Seminar Series “Macroeconomics and Labor Markets on 21 November 2023
We are pleased to invite you to the seminar series on “Macroeconomics and Labor Markets“ organized by the Chair of Macroeconomics at the Friedrich-Alexander University Erlangen-Nuremberg, Prof. Merkl, the Chair of Global Governance and International Trade at the Friedrich-Alexander University Erlangen-Nuremberg, Prof. Moser, and the Competence Field Macroeconomics of the Institute for Employment Research (IAB). Researchers of both institutions, as well as national and international guests, present their current work at the intersection of labor- and macroeconomics.
The next seminar will be held on Tuesday, November 21, 2pm to 3.30pm (German time) via Zoom.
Isabel Cairó (Federal Reserve Board) will talk about
“Labor Market Discrimination and the Racial Unemployment Gap:Can Monetary Policy Make a Difference?” (joint work with Avi Lipton).
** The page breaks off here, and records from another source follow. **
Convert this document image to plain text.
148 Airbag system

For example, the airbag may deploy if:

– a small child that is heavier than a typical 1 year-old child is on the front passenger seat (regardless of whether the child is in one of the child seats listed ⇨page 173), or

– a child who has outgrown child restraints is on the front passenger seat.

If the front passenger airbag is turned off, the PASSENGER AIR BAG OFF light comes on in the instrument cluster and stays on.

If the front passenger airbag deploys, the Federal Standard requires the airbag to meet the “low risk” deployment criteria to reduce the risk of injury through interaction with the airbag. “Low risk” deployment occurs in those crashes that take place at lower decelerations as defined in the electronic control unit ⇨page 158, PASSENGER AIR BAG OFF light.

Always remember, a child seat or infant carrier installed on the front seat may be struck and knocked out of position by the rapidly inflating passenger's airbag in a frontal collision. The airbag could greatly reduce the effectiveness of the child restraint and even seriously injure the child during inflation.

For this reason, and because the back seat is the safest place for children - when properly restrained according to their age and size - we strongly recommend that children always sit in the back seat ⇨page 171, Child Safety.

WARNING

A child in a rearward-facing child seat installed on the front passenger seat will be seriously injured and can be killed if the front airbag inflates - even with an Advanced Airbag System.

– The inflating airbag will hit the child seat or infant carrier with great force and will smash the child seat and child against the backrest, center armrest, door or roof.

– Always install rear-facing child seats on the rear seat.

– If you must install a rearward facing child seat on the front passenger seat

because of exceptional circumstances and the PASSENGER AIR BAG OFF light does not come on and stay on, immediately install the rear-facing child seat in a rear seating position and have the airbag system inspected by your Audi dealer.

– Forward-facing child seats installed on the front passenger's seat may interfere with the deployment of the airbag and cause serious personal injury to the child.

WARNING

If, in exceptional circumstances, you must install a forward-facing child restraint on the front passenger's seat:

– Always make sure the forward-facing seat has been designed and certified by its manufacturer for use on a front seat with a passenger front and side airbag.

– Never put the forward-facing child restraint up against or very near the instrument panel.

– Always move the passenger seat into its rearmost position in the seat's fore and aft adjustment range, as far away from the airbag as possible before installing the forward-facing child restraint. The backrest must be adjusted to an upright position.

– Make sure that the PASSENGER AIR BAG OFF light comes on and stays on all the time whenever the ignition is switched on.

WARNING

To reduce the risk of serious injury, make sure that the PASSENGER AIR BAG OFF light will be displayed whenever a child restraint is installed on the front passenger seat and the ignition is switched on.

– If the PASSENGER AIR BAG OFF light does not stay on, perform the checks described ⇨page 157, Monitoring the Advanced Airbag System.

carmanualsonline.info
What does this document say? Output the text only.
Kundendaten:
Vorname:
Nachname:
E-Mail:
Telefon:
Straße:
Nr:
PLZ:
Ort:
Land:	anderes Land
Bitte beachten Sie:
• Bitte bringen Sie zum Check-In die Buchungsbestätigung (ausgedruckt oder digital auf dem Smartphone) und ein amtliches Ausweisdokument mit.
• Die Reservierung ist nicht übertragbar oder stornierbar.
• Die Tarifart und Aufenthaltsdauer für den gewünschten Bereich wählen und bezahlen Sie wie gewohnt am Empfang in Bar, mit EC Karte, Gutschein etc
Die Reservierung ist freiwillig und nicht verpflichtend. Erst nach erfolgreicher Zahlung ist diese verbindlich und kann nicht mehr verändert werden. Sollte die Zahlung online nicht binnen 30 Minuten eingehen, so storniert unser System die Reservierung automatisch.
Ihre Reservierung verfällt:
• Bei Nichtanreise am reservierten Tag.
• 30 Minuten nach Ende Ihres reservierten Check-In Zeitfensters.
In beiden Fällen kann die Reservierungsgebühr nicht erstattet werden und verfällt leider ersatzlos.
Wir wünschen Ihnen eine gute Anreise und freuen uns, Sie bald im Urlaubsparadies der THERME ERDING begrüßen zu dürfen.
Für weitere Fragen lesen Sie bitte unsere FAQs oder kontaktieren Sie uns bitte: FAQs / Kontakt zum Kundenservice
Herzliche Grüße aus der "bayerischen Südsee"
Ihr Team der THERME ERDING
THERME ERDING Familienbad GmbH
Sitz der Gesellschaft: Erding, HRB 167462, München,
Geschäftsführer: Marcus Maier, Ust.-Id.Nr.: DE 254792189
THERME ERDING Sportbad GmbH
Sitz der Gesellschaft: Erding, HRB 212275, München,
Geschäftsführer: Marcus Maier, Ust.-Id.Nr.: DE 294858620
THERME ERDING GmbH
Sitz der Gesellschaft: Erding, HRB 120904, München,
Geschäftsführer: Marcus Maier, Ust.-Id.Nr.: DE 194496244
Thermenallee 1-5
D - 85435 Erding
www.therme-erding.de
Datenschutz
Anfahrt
Black workers experience a higher unemployment rate, as well as more volatile employment dynamics, than white workers, and the racial unemployment rate gap is largely unexplained by observable characteristics. We develop a New Keynesian model with search and matching frictions in the labor market, endogenous separations, and employer discrimination against Black workers to explain these outcomes. The model is consistent with key features of the aggregate economy and is able to explain key labor market disparities across racial groups. We then use this model to assess the effects of the Federal Reserve’s new monetary policy framework—interest rates respond to shortfalls of employment from its maximum level rather than deviations—on racial inequality in the labor market. We find that shifting from a Deviations interest rate rule to a Shortfalls rule reduces the racial unemployment rate gap and the model-based measures of labor market discrimination but increases the average inflation rate. From a welfare perspective, we find that the Shortfalls approach does not do much to reduce racial inequality in our model economy.